While India’s project execution has improved, recent rail and road accidents underscore the importance of meticulous planning and quality execution. Legacy issues such as land acquisition, funding, and the adoption of modern technologies remain challenges.
Funding long-term infrastructure projects poses a significant challenge, as government resources are limited, and banks and institutions face asset-liability risks with short-term funding for such projects. To address this, India is exploring Infrastructure Bonds and encouraging Foreign Direct Investment (FDI). Public-Private Partnerships (PPP) are already a common approach in implementing infrastructure projects.
Despite its rapid economic growth, India faces various challenges, including income inequality, poverty, and unemployment.
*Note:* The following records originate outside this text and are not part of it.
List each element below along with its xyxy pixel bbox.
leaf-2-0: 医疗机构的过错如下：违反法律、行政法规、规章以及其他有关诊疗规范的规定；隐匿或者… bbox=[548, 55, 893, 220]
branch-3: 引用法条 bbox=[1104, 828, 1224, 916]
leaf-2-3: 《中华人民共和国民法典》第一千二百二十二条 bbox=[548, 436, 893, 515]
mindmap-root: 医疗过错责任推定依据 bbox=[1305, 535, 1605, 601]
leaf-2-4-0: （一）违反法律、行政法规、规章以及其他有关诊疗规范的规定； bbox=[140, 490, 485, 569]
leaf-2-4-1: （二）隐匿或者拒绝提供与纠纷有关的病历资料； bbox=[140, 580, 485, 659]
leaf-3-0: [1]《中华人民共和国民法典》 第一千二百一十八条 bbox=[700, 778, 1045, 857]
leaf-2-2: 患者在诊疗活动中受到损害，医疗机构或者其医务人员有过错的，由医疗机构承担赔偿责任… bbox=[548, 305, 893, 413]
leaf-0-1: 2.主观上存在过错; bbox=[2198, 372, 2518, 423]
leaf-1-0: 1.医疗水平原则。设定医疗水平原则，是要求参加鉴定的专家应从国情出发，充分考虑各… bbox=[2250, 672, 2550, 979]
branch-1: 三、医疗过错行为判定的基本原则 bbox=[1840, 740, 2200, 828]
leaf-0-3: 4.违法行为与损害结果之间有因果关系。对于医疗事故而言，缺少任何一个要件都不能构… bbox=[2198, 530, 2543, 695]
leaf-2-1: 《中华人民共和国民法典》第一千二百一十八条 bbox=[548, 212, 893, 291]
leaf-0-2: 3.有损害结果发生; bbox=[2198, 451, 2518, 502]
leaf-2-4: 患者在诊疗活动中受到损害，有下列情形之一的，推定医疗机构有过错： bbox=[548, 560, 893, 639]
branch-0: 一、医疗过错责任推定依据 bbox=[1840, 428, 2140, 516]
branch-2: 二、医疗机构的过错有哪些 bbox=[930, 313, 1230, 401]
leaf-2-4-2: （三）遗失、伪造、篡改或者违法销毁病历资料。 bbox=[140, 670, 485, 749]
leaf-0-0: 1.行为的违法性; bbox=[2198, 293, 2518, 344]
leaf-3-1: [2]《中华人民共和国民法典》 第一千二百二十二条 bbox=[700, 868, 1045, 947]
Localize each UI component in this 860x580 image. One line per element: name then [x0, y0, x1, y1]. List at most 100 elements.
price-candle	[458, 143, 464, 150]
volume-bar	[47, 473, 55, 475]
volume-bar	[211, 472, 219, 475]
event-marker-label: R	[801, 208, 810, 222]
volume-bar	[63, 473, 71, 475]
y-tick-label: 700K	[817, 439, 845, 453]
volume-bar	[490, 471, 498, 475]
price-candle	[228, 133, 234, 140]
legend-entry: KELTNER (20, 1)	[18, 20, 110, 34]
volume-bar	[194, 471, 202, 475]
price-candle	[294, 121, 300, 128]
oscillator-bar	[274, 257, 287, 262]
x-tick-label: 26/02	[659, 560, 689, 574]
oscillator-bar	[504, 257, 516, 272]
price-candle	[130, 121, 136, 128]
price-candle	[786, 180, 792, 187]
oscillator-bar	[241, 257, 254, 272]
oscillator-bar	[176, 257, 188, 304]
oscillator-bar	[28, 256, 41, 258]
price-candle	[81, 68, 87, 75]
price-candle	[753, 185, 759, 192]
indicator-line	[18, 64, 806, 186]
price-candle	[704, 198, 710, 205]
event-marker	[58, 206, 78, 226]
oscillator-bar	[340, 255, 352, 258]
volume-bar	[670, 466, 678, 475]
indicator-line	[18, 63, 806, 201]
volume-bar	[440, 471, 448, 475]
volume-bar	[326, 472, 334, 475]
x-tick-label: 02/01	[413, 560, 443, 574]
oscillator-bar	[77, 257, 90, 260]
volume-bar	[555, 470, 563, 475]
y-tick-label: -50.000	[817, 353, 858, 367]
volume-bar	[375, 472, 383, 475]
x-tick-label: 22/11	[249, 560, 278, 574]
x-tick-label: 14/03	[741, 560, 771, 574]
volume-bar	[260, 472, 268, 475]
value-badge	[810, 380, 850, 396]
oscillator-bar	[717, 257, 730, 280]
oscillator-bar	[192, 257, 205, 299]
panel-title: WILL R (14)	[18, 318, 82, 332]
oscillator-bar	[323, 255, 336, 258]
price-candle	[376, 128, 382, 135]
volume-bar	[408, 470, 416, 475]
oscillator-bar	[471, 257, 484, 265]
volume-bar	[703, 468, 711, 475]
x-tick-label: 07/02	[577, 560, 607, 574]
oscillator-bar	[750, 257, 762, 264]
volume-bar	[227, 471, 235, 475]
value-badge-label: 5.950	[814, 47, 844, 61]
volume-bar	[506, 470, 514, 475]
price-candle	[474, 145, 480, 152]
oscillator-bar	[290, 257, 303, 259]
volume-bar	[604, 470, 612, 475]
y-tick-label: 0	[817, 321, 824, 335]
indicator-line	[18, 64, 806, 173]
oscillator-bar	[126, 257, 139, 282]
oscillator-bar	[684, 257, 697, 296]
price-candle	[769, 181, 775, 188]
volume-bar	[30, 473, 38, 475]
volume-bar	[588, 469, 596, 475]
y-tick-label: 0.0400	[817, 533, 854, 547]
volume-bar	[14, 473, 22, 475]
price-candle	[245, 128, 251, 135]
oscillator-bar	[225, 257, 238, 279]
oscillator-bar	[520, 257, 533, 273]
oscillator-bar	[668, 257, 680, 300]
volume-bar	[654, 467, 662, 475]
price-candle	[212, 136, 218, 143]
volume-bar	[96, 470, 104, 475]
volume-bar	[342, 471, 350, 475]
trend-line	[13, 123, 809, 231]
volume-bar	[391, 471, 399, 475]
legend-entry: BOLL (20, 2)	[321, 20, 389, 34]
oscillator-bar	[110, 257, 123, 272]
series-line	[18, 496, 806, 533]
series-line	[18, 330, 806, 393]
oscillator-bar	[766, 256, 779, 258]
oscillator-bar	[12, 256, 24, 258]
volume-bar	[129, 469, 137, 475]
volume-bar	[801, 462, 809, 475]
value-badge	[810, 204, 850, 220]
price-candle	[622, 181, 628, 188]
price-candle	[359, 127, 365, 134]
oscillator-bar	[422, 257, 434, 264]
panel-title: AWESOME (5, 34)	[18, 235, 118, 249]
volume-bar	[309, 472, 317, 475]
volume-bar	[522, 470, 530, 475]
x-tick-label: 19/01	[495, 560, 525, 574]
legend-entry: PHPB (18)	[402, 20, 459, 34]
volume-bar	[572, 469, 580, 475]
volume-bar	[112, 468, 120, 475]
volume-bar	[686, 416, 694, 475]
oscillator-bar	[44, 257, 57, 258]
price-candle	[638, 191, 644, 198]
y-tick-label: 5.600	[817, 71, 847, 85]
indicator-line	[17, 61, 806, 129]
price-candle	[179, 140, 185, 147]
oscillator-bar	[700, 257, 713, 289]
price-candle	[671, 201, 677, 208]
Balancing economic growth with social development remains a significant policy challenge. Additionally, addressing environmental concerns and sustainable development is crucial to ensuring the long-term health of the economy.
India is increasingly integrated into the global economy. It is a member of various international organizations and has entered into several trade agreements. Global partnerships and collaborations are critical for enhancing India’s economic standing on the world stage.
With a labor force of 476 million, India boasts the world’s second-largest workforce. It also experiences significant income inequality, with one of the highest numbers of billionaires globally. Despite efforts to expand the tax base, the number of taxpayers in India remains relatively small at around 6.25% of the population.
During the 2008 global financial crisis, India employed Keynesian policies, including fiscal and monetary stimulus measures, to boost growth and demand. The subsequent years saw a revival in economic growth. The World Bank emphasizes the need for public sector reform, infrastructure development, agricultural and rural progress, deregulation of land and labor, financial inclusion, increased private investment and exports, education, and public health to achieve sustainable economic development in India.
In 2022, India’s top trading partners were the United States, China, United Arab Emirates (UAE), Saudi Arabia, Russia, Germany, Hong Kong, Indonesia, South Korea, and Malaysia. Foreign direct investment (FDI) in India reached $82 billion in 2021–22, with the service sector, computer industry, and telecom industry leading in FDI inflows. India has free trade agreements with numerous nations and blocs, including ASEAN, SAFTA, Mercosur, South Korea, Japan, Australia, UAE, and others, some of which are in effect, while others are in the negotiating stage.
India faces challenges such as high public debt, standing at 83% of GDP, a fiscal deficit of 6.4% of GDP, high unemployment, rising income inequality, and declining aggregate demand. Moreover, India’s gross domestic savings rate reached 29.3% of GDP in 2022. In recent years, independent economists and financial institutions have raised concerns about the government’s manipulation of various economic data, especially regarding GDP growth. India’s overall social spending as a share of GDP in 2021–22 is relatively low at 8.6%, compared to the average for OECD nations.